Scientists have sequenced the entire genomes of 91 human sperm from a 40-year-old man and revealed valuable insights into the infinite genetic variation that naturally occurs in a single individual.

Researchers at Stanford University said that the study, published in the journal Cell, is the first to completely map out the whole-genome of a human gamete, cells passed by parent to offspring that determine a child's physical characteristics.

The latest findings confirmed what scientists already know, that every sperm is different because of the way the DNA passed down from a parent is shuffled in the process known as recombination.

Results from the study will allow scientists a more detailed look into recombination, the essential process of mixing up DNA passed down by each of a baby's grandparents which allows children to develop completely new genetic codes to add to the diversity of the human race.

Researchers said that each of the 91 sperm cells studied had undergone about an average of 23 recombinations, or mixing events. However individual sperm varied greatly in the degree of genetic mixing and the way they experienced spontaneous genetic mutations.

"The exact sites, frequency and degree of this genetic mixing process is unique for each sperm and egg cell, and we've never before been able to see it with this level of detail," lead researcher professor Stephen Quake said in a statement.

For example, researchers found that two sperm in the sample appeared to be missing entire chromosomes, the protein-bound package of DNA that contains many genes, regulatory elements and other nucleotide sequences.

Researchers said that random mutations create genetic diversity, but can also be harmful if they occur in the wrong places. Problems with the recombination process can result in sperm missing portions of even whole chromosomes, rendering them incapable of fertilizing an egg.

"For the first time we were able to generate an individual recombination map and mutation rate for each of several sperm from one person," co-author Professor Barry Behr of Stanford University said in a statement. "Now we can look at a particular individual, make some calls about what they would likely contribute genetically to an embryo, and perhaps even diagnose or detect potential problems."

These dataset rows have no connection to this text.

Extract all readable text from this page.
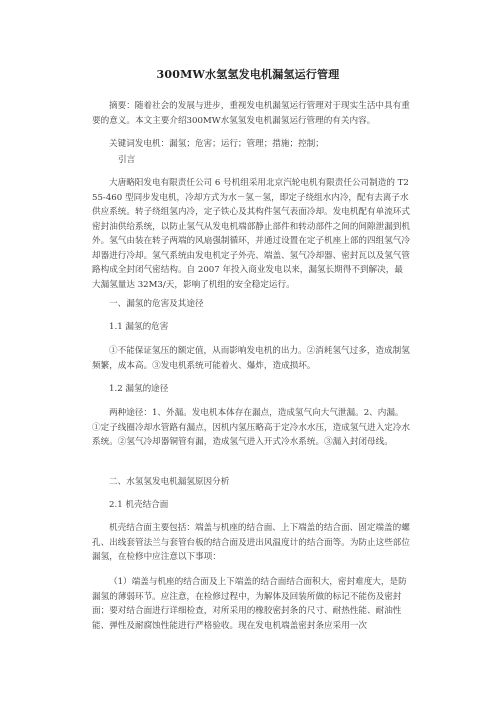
300MW水氢氢发电机漏氢运行管理

摘要：随着社会的发展与进步，重视发电机漏氢运行管理对于现实生活中具有重要的意义。本文主要介绍300MW水氢氢发电机漏氢运行管理的有关内容。

关键词发电机：漏氢；危害；运行；管理；措施；控制；
引言

大唐略阳发电有限责任公司 6 号机组采用北京汽轮电机有限责任公司制造的 T255-460 型同步发电机，冷却方式为水－氢－氢，即定子绕组水内冷，配有去离子水供应系统。转子绕组氢内冷，定子铁心及其构件氢气表面冷却。发电机配有单流环式密封油供给系统，以防止氢气从发电机端部静止部件和转动部件之间的间隙泄漏到机外。氢气由装在转子两端的风扇强制循环，并通过设置在定子机座上部的四组氢气冷却器进行冷却。氢气系统由发电机定子外壳、端盖、氢气冷却器、密封瓦以及氢气管路构成全封闭气密结构。自 2007 年投入商业发电以来，漏氢长期得不到解决，最大漏氢量达 32M3/天，影响了机组的安全稳定运行。

一、漏氢的危害及其途径
1.1 漏氢的危害

①不能保证氢压的额定值，从而影响发电机的出力。②消耗氢气过多，造成制氢频繁，成本高。③发电机系统可能着火、爆炸，造成损坏。

1.2 漏氢的途径

两种途径：1、外漏。发电机本体存在漏点，造成氢气向大气泄漏。2、内漏。①定子线圈冷却水管路有漏点，因机内氢压略高于定冷水水压，造成氢气进入定冷水系统。②氢气冷却器铜管有漏，造成氢气进入开式冷水系统。③漏入封闭母线。

二、水氢氢发电机漏氢原因分析
2.1 机壳结合面

机壳结合面主要包括：端盖与机座的结合面、上下端盖的结合面、固定端盖的螺孔、出线套管法兰与套管台板的结合面及进出风温度计的结合面等。为防止这些部位漏氢，在检修中应注意以下事项：

（1）端盖与机座的结合面及上下端盖的结合面结合面积大，密封难度大，是防漏氢的薄弱环节。应注意，在检修过程中，为解体及回装所做的标记不能伤及密封面；要对结合面进行详细检查，对所采用的橡胶密封条的尺寸、耐热性能、耐油性能、弹性及耐腐蚀性能进行严格验收。现在发电机端盖密封条应采用一次
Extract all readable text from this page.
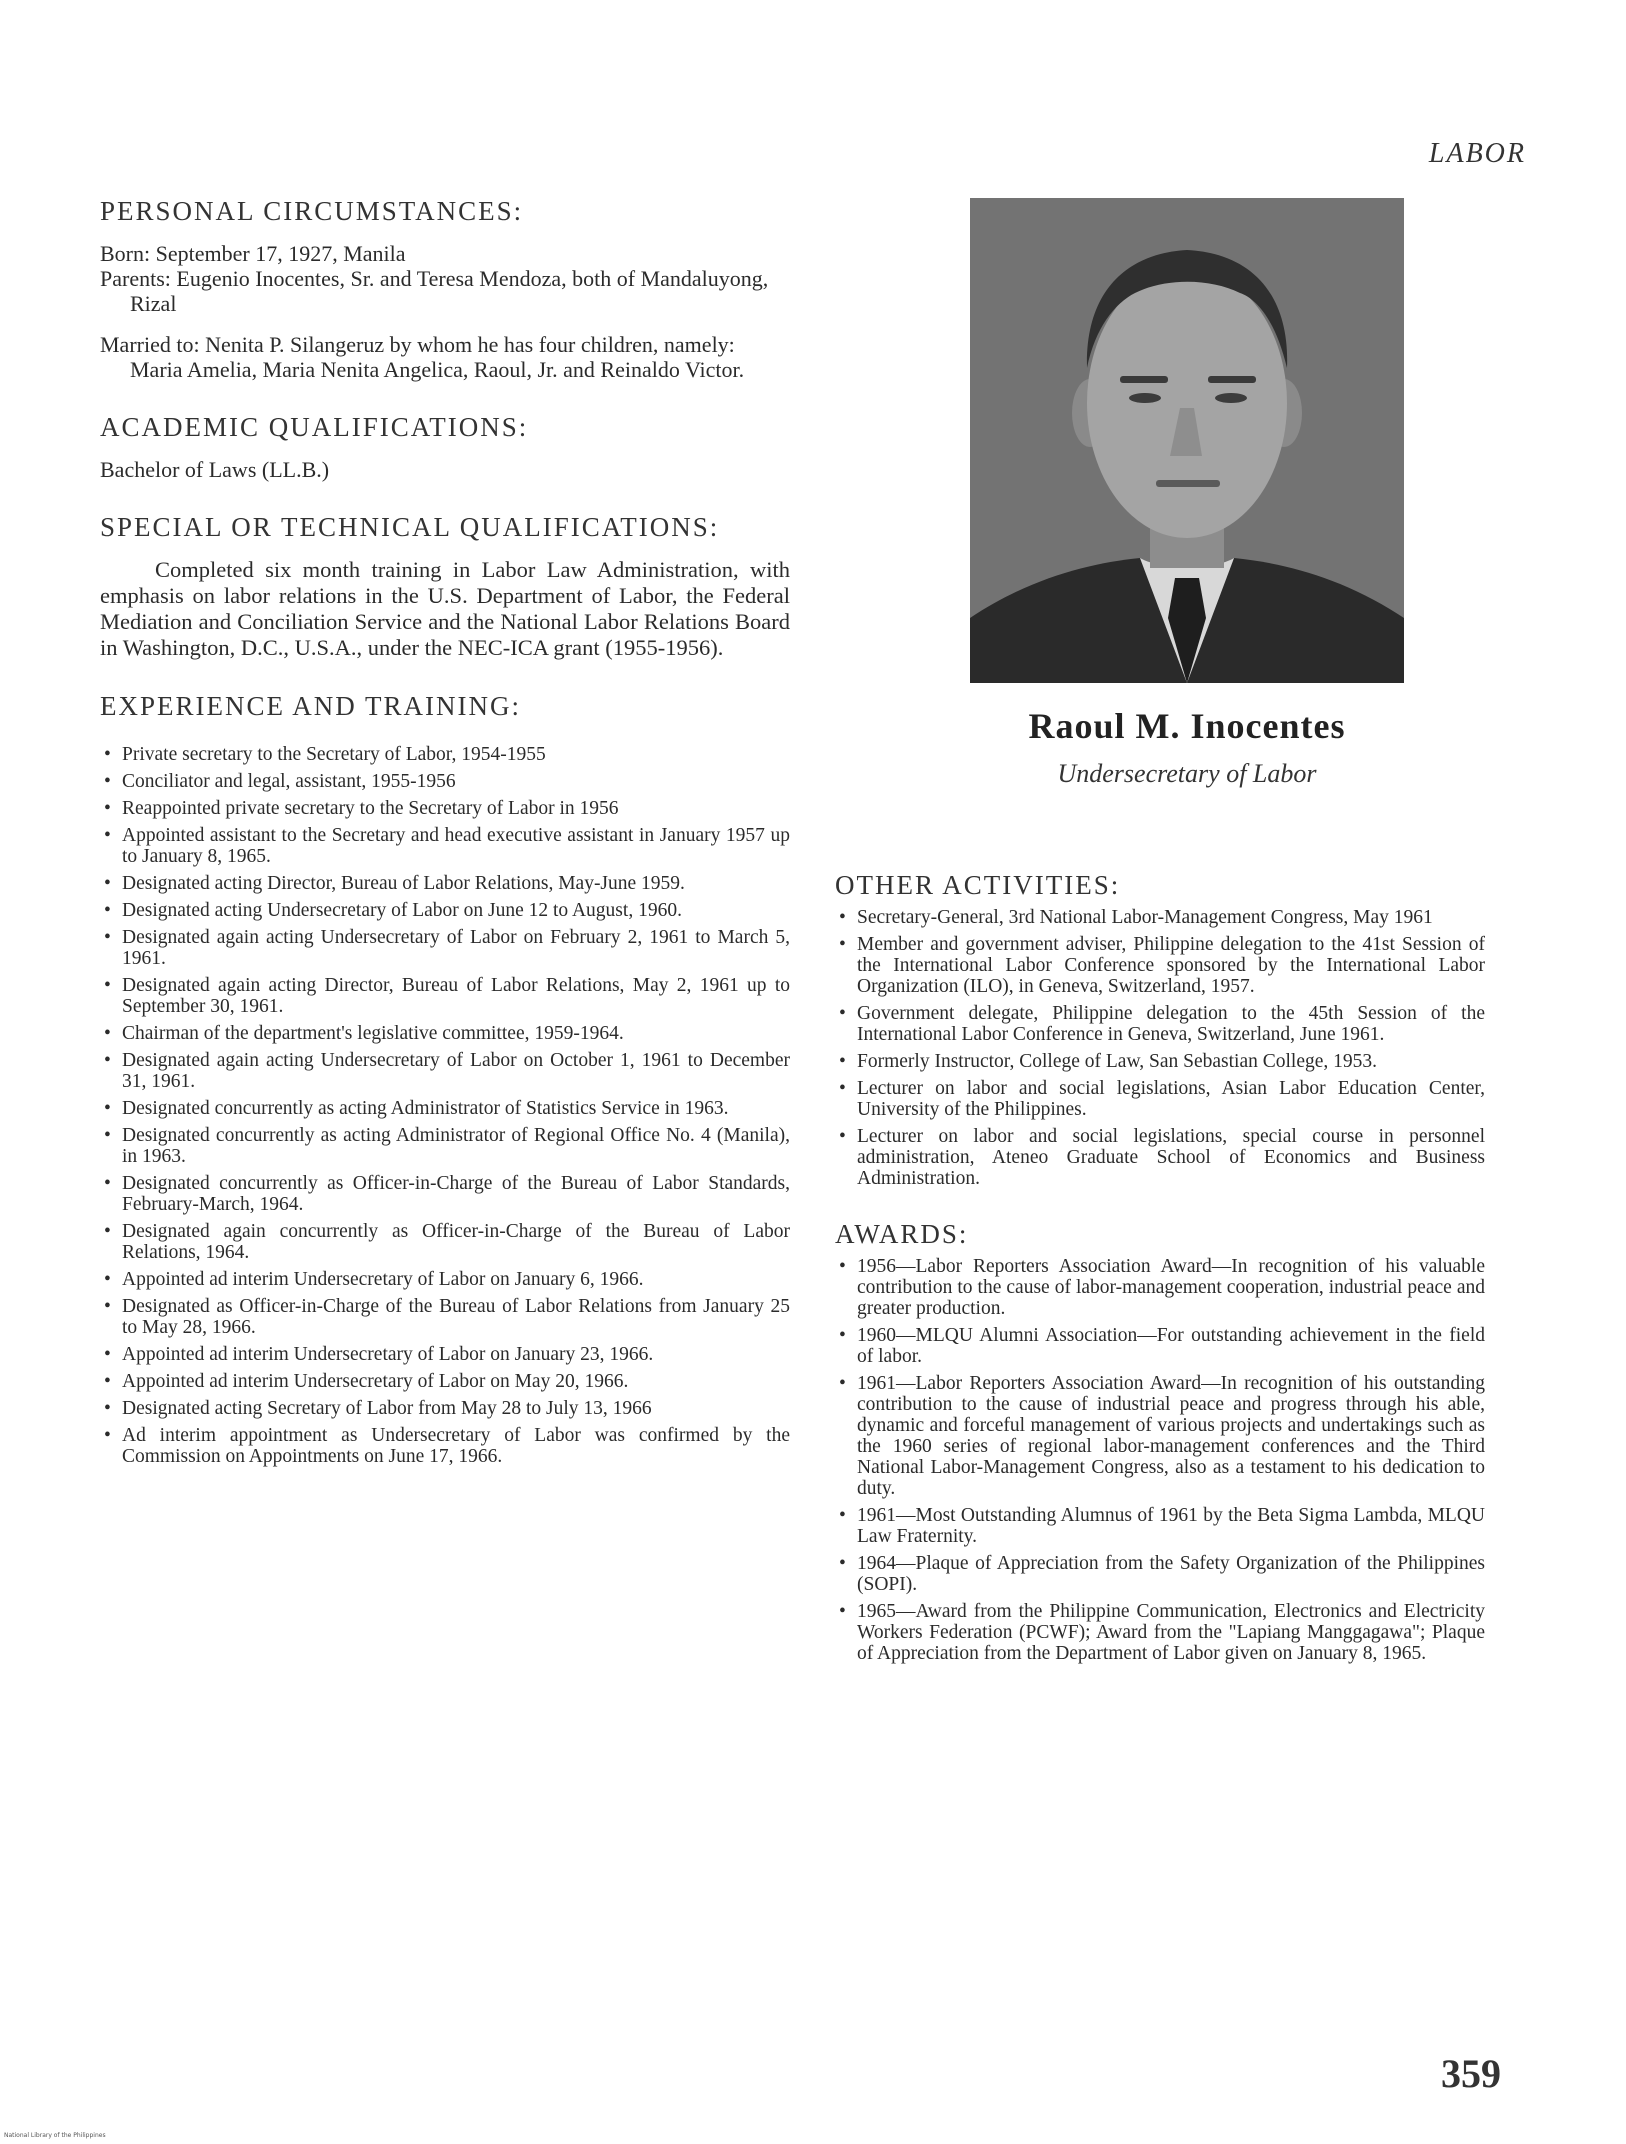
LABOR
PERSONAL CIRCUMSTANCES:

Born: September 17, 1927, Manila

Parents: Eugenio Inocentes, Sr. and Teresa Mendoza, both of Mandaluyong, Rizal

Married to: Nenita P. Silangeruz by whom he has four children, namely: Maria Amelia, Maria Nenita Angelica, Raoul, Jr. and Reinaldo Victor.

ACADEMIC QUALIFICATIONS:

Bachelor of Laws (LL.B.)

SPECIAL OR TECHNICAL QUALIFICATIONS:

Completed six month training in Labor Law Administration, with emphasis on labor relations in the U.S. Department of Labor, the Federal Mediation and Conciliation Service and the National Labor Relations Board in Washington, D.C., U.S.A., under the NEC-ICA grant (1955-1956).

EXPERIENCE AND TRAINING:
• Private secretary to the Secretary of Labor, 1954-1955
• Conciliator and legal, assistant, 1955-1956
• Reappointed private secretary to the Secretary of Labor in 1956
• Appointed assistant to the Secretary and head executive assistant in January 1957 up to January 8, 1965.
• Designated acting Director, Bureau of Labor Relations, May-June 1959.
• Designated acting Undersecretary of Labor on June 12 to August, 1960.
• Designated again acting Undersecretary of Labor on February 2, 1961 to March 5, 1961.
• Designated again acting Director, Bureau of Labor Relations, May 2, 1961 up to September 30, 1961.
• Chairman of the department's legislative committee, 1959-1964.
• Designated again acting Undersecretary of Labor on October 1, 1961 to December 31, 1961.
• Designated concurrently as acting Administrator of Statistics Service in 1963.
• Designated concurrently as acting Administrator of Regional Office No. 4 (Manila), in 1963.
• Designated concurrently as Officer-in-Charge of the Bureau of Labor Standards, February-March, 1964.
• Designated again concurrently as Officer-in-Charge of the Bureau of Labor Relations, 1964.
• Appointed ad interim Undersecretary of Labor on January 6, 1966.
• Designated as Officer-in-Charge of the Bureau of Labor Relations from January 25 to May 28, 1966.
• Appointed ad interim Undersecretary of Labor on January 23, 1966.
• Appointed ad interim Undersecretary of Labor on May 20, 1966.
• Designated acting Secretary of Labor from May 28 to July 13, 1966
• Ad interim appointment as Undersecretary of Labor was confirmed by the Commission on Appointments on June 17, 1966.

Raoul M. Inocentes

Undersecretary of Labor

OTHER ACTIVITIES:
• Secretary-General, 3rd National Labor-Management Congress, May 1961
• Member and government adviser, Philippine delegation to the 41st Session of the International Labor Conference sponsored by the International Labor Organization (ILO), in Geneva, Switzerland, 1957.
• Government delegate, Philippine delegation to the 45th Session of the International Labor Conference in Geneva, Switzerland, June 1961.
• Formerly Instructor, College of Law, San Sebastian College, 1953.
• Lecturer on labor and social legislations, Asian Labor Education Center, University of the Philippines.
• Lecturer on labor and social legislations, special course in personnel administration, Ateneo Graduate School of Economics and Business Administration.
AWARDS:
• 1956—Labor Reporters Association Award—In recognition of his valuable contribution to the cause of labor-management cooperation, industrial peace and greater production.
• 1960—MLQU Alumni Association—For outstanding achievement in the field of labor.
• 1961—Labor Reporters Association Award—In recognition of his outstanding contribution to the cause of industrial peace and progress through his able, dynamic and forceful management of various projects and undertakings such as the 1960 series of regional labor-management conferences and the Third National Labor-Management Congress, also as a testament to his dedication to duty.
• 1961—Most Outstanding Alumnus of 1961 by the Beta Sigma Lambda, MLQU Law Fraternity.
• 1964—Plaque of Appreciation from the Safety Organization of the Philippines (SOPI).
• 1965—Award from the Philippine Communication, Electronics and Electricity Workers Federation (PCWF); Award from the "Lapiang Manggagawa"; Plaque of Appreciation from the Department of Labor given on January 8, 1965.
359
National Library of the Philippines
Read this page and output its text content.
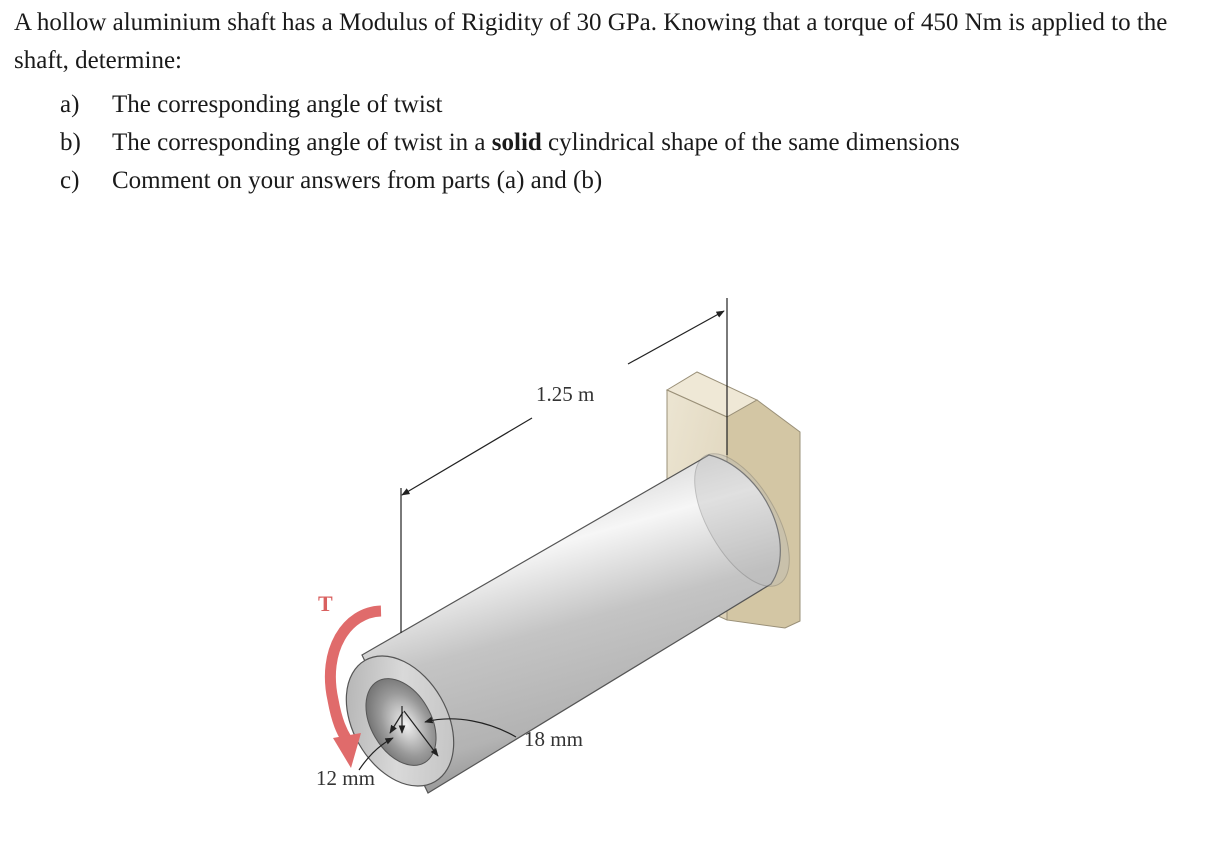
A hollow aluminium shaft has a Modulus of Rigidity of 30 GPa. Knowing that a torque of 450 Nm is applied to the shaft, determine:

a) The corresponding angle of twist
b) The corresponding angle of twist in a solid cylindrical shape of the same dimensions
c) Comment on your answers from parts (a) and (b)
1.25 m
T
18 mm
12 mm
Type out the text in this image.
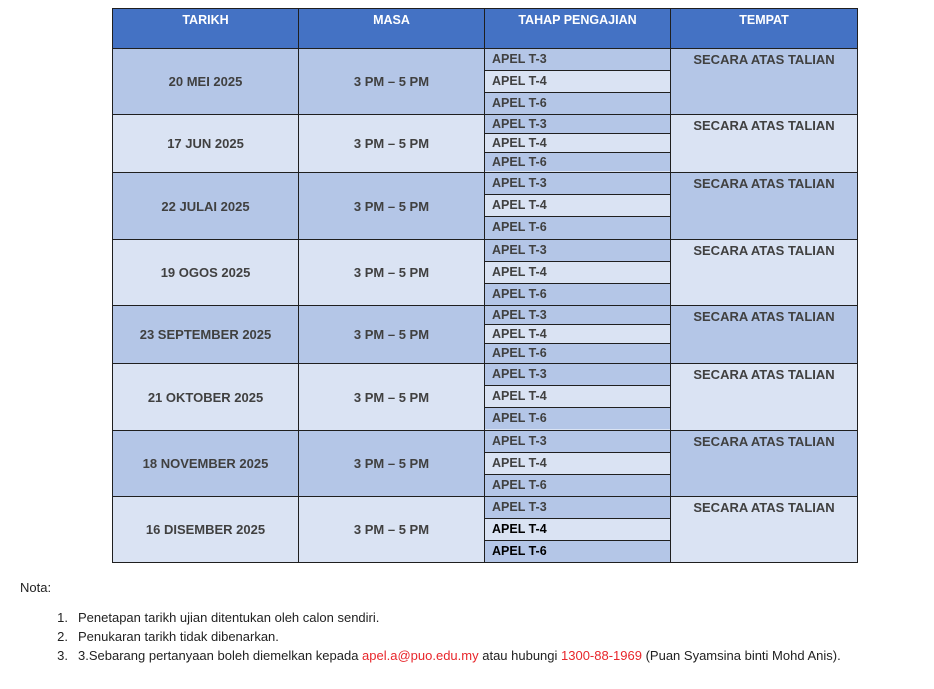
TARIKH	MASA	TAHAP PENGAJIAN	TEMPAT
20 MEI 2025	3 PM – 5 PM	APEL T-3
APEL T-4
APEL T-6	SECARA ATAS TALIAN
17 JUN 2025	3 PM – 5 PM	APEL T-3
APEL T-4
APEL T-6	SECARA ATAS TALIAN
22 JULAI 2025	3 PM – 5 PM	APEL T-3
APEL T-4
APEL T-6	SECARA ATAS TALIAN
19 OGOS 2025	3 PM – 5 PM	APEL T-3
APEL T-4
APEL T-6	SECARA ATAS TALIAN
23 SEPTEMBER 2025	3 PM – 5 PM	APEL T-3
APEL T-4
APEL T-6	SECARA ATAS TALIAN
21 OKTOBER 2025	3 PM – 5 PM	APEL T-3
APEL T-4
APEL T-6	SECARA ATAS TALIAN
18 NOVEMBER 2025	3 PM – 5 PM	APEL T-3
APEL T-4
APEL T-6	SECARA ATAS TALIAN
16 DISEMBER 2025	3 PM – 5 PM	APEL T-3
APEL T-4
APEL T-6	SECARA ATAS TALIAN
Nota:
1. Penetapan tarikh ujian ditentukan oleh calon sendiri.
2. Penukaran tarikh tidak dibenarkan.
3. 3.Sebarang pertanyaan boleh diemelkan kepada apel.a@puo.edu.my atau hubungi 1300-88-1969 (Puan Syamsina binti Mohd Anis).
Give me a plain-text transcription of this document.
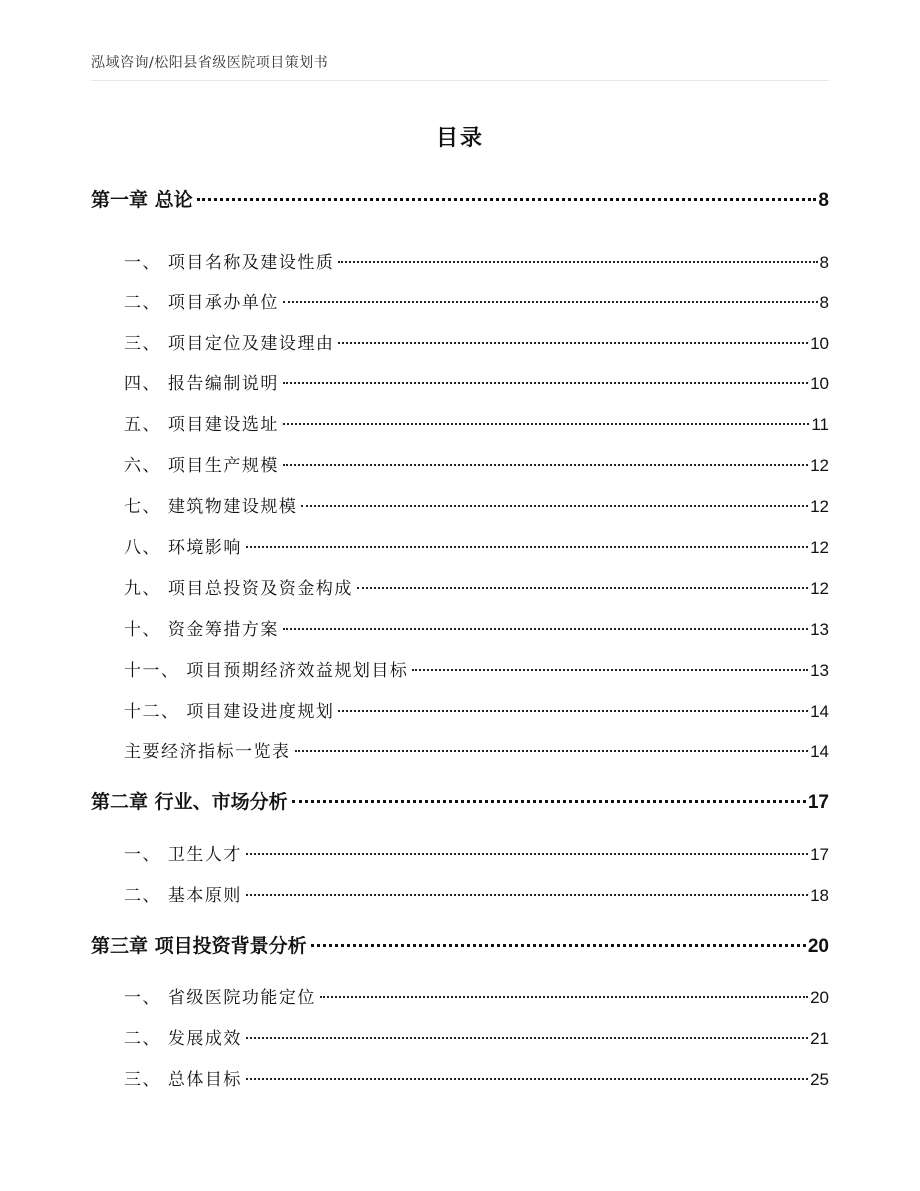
泓域咨询/松阳县省级医院项目策划书
目录
第一章 总论	8
一、 项目名称及建设性质	8
二、 项目承办单位	8
三、 项目定位及建设理由	10
四、 报告编制说明	10
五、 项目建设选址	11
六、 项目生产规模	12
七、 建筑物建设规模	12
八、 环境影响	12
九、 项目总投资及资金构成	12
十、 资金筹措方案	13
十一、 项目预期经济效益规划目标	13
十二、 项目建设进度规划	14
主要经济指标一览表	14
第二章 行业、市场分析	17
一、 卫生人才	17
二、 基本原则	18
第三章 项目投资背景分析	20
一、 省级医院功能定位	20
二、 发展成效	21
三、 总体目标	25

Behr added that genetically sequencing sperm could in the future provide "a new kind of early detection system" for men who have problems conceiving.

"It's also possible that we could one day use other, correlating features to harmlessly identify healthy sperm for use in IVF. In the end, the DNA is the raw material that ultimately defines a sperm's potential. If we can learn more about this process, we can better understand human fertility," he said.

While most cells in the human body have two copies of each of the 23 chromosomes containing DNA passed down from parents, sperm and eggs only have single copies, but after fertilization sperm and egg chromosomes pair up to become the usual two-copy compliment.

Recombination happens right before the chromosomes are separated, and during meiosis pairs of chromosomes line up along the middle of the cell and parts of the chromosome pairs begin swapping randomly, shuffling the inherited DNA elements.

The process of recombination produces infinitely more genetic variation compared to if only intact chromosomes were separated into reproductive cells, thereby ensuring that a child inherits a mixture of DNA passed down from all four of his or her grandparents.